As part of an upcoming Aram Gallery show, a group of designers has created responses to ethical issues arising from our relationships with technology today.

Social Storage

As part of a new exhibition, eight designers are creating their own singular responses to our social and ethical relationships with technology.

Consultancy Six:Thirty is curating the show, which will be hosted by London’s Aram Gallery and hopes to bring other designers and the wider public into the discussion.

Insight research by Northstar was used to identify particular technology issues that are affecting the way we think and behave before designers were asked to respond to them.

Here are some of the prototype designs, which have been created for the exhibition.

Social Storage, by Dean Brown


People often bemoan the lost days of record collections, books on shelves and printed photographs – all of which have been replaced by empty homes.

Social Storage is a response to this condition and looks to reconcile our online and offline personas.


The trouble with online or “curated personas” is their lack of visibility, so Brown has looked to remedy this by using mini projectors to project online experiences on to real-world furniture.

An augmented bookshelf, coatstand and globe have been designed so that they can host music, weather and travel.
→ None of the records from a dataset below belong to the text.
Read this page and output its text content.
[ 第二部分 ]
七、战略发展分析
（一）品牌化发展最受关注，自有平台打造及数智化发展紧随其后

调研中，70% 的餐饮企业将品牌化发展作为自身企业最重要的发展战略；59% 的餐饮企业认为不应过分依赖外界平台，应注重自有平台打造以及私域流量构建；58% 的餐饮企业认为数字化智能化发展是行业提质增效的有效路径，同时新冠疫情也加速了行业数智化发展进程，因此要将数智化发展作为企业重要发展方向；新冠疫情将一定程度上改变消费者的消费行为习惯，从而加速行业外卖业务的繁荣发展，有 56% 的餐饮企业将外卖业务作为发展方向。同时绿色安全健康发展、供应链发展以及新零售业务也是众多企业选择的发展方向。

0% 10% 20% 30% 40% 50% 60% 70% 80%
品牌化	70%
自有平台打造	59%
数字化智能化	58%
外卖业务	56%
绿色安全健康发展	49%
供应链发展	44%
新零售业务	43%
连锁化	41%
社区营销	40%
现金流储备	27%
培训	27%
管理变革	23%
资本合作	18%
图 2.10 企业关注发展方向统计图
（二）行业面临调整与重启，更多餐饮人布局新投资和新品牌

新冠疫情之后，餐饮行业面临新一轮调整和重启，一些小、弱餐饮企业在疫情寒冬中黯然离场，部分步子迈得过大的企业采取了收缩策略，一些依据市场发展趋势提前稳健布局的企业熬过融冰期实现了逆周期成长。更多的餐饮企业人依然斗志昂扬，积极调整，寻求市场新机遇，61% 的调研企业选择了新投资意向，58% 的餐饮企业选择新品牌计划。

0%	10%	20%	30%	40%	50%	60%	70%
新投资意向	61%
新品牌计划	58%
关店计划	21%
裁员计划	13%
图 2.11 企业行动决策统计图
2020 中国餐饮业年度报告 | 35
An umbrella can sit next to a local weather update and a Spotify playlist might sit next to a cherished object.

Away From the Moon, by Matan Stauber


Our attention spans are shrinking and we read less, particularly online, as we hop from one thing to the next.

Accepting this, Stauber’s design harnesses webcams, which calculate the viewer’s distance from the screen and change the content and the way it is displayed accordingly.


Lean back for more long-form content and forward for shorter-form. In this way the article can be presented as a title, a summary or full-length text.

Nomu, by Matteo Loglio


Being constantly connected is a perennial temptation for distraction from daily activities, work and relationships.

Allowing yourself to become distracted is often unconscious and – rather scarily – has been identified as a mechanical action, which is triggered by reward systems, designed into these services to keep your attention.

Nomu allows two hours of internet attention to be planned. Each coloured block represents an activity and a unit of time, allowing the user to enact self-discipline and just look at a select number of sites.


The tactile blocks work in conjunction with a browser extension, which can block other websites and help define filters. Planning activities before opening the browser helps build self-control.

Unread Messages: Rethinking Our Relationship with technology runs from 11 March – 9 April 2016 at The Aram Gallery, 110 Drury Lane, Covent Garden, London, WC2B 5SG.